Oohhh. So it IS that bad. I try not to spend too much time on this darned thing, so I only surf in the shallow end. Except for this damn user conference. How did I get by without it??

I liked the Furher analogy- hilarious. And yeah, I'd be fierce if my song popped up on a commercial and I didn't know/get compensated for it. But geeeez, I thought that's why we had a legal system. You'd win, if you knew about it - mechanical copyright laws.

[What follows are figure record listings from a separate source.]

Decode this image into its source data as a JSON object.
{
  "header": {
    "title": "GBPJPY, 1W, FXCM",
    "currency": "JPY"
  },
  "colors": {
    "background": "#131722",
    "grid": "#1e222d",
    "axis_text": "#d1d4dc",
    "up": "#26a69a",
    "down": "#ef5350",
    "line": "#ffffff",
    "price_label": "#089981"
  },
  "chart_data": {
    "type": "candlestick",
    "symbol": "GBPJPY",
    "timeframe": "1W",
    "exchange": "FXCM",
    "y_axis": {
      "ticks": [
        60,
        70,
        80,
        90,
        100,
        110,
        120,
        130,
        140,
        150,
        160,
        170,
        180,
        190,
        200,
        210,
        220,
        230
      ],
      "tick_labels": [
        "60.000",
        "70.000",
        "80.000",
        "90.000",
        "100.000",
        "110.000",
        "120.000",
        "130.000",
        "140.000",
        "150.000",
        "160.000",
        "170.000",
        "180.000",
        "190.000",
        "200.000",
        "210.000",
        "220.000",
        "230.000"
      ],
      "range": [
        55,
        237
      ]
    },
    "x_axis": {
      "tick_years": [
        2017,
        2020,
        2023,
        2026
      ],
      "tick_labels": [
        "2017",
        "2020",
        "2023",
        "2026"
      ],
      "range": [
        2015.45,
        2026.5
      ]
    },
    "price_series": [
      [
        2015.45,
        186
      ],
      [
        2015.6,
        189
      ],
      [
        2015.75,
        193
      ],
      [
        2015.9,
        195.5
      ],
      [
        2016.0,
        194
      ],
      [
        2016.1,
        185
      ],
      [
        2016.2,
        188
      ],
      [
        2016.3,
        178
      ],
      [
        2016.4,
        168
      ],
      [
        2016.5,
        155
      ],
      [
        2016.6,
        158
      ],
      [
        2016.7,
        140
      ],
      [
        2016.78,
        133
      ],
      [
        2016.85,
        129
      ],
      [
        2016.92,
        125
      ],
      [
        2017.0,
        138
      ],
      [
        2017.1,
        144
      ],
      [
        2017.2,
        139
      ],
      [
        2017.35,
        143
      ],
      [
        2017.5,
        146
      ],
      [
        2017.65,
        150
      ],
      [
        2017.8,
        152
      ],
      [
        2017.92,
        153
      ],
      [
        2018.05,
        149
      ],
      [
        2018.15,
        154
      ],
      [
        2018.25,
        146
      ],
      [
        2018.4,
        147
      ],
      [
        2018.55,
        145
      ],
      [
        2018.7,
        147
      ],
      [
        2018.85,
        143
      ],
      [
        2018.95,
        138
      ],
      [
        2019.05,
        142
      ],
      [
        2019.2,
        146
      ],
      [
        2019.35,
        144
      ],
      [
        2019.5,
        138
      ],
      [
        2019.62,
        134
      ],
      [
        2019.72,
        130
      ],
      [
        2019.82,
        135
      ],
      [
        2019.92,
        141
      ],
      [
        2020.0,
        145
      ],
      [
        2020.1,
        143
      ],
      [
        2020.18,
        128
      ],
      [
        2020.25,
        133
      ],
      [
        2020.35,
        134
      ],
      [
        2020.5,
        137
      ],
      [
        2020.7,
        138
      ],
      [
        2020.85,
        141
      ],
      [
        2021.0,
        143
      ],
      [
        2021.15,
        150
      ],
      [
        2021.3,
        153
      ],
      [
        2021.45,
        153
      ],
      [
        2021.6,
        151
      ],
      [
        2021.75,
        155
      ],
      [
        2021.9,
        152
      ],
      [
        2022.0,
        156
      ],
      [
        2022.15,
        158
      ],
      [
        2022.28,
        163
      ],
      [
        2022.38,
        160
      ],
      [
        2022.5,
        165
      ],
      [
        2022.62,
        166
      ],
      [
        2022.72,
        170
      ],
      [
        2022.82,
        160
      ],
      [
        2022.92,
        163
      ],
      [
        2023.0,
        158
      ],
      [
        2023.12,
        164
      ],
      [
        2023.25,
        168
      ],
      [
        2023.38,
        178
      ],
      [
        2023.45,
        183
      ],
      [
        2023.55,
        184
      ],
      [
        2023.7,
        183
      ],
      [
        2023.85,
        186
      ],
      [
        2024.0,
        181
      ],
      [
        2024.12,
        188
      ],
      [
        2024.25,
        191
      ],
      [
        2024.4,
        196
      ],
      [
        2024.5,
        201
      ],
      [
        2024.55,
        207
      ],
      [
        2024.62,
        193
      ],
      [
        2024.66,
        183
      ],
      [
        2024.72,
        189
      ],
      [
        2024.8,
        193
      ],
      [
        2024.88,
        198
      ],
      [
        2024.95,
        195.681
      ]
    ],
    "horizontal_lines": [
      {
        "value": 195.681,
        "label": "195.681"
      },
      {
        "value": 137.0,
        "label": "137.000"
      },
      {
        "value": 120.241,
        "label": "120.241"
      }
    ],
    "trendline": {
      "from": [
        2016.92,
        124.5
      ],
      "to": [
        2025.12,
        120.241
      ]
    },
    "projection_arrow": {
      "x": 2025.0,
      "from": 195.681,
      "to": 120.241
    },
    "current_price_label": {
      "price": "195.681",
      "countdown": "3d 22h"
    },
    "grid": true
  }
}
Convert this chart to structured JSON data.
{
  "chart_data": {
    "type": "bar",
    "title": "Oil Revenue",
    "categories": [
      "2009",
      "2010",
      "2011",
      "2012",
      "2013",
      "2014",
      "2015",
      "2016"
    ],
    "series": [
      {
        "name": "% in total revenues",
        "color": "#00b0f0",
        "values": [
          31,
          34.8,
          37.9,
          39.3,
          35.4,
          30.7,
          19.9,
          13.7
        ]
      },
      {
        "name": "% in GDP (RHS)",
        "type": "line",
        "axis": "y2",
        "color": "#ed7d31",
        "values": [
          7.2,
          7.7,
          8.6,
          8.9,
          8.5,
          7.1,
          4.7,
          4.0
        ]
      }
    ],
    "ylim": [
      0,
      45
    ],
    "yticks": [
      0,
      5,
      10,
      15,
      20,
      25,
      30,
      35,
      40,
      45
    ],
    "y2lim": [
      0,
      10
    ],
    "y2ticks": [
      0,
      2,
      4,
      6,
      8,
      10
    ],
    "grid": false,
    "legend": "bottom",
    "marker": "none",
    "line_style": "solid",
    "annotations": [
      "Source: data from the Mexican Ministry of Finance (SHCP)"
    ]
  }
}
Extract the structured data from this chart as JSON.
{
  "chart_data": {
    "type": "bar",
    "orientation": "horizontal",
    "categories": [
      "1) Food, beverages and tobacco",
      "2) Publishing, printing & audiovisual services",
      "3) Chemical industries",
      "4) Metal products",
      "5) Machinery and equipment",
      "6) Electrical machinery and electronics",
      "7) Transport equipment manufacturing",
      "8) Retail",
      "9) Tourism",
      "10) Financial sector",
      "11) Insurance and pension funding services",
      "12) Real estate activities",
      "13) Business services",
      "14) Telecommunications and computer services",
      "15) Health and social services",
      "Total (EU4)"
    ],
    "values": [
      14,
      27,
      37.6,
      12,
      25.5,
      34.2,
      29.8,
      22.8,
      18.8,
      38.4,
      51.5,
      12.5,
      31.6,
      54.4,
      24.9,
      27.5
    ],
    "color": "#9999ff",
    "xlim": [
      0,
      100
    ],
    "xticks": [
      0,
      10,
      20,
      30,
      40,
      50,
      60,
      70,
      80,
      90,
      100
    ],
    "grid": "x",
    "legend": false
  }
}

But the Internet is a whole nuther ball o' wax. Plus, in your home country, the Franhofer Institute- the main developers of MP codecs, are ready for AAC (Advanced Audio Coding). Sample frequencies up to 96kHz and can do multichannel- up to 48 tracks! depending on the capacity of the network. Good or bad thing? Both I guess. MPEG4 is being developed as well.

On the security side, the Secure Digital Music Initiative (SDMI), is a think-tank that will determine the next big "standard" and will then implement some type of watermarking scheme (it may end up just being MP3s) for copy protection. Right now they're just kind of watching things develop. As soon as the hackers bust that up, they hope by then they'll have a whole slew of simultaneous encoding protection schemes being used - to keep the bandits on their toes.

BTW, This all came from Recording, Dec `99.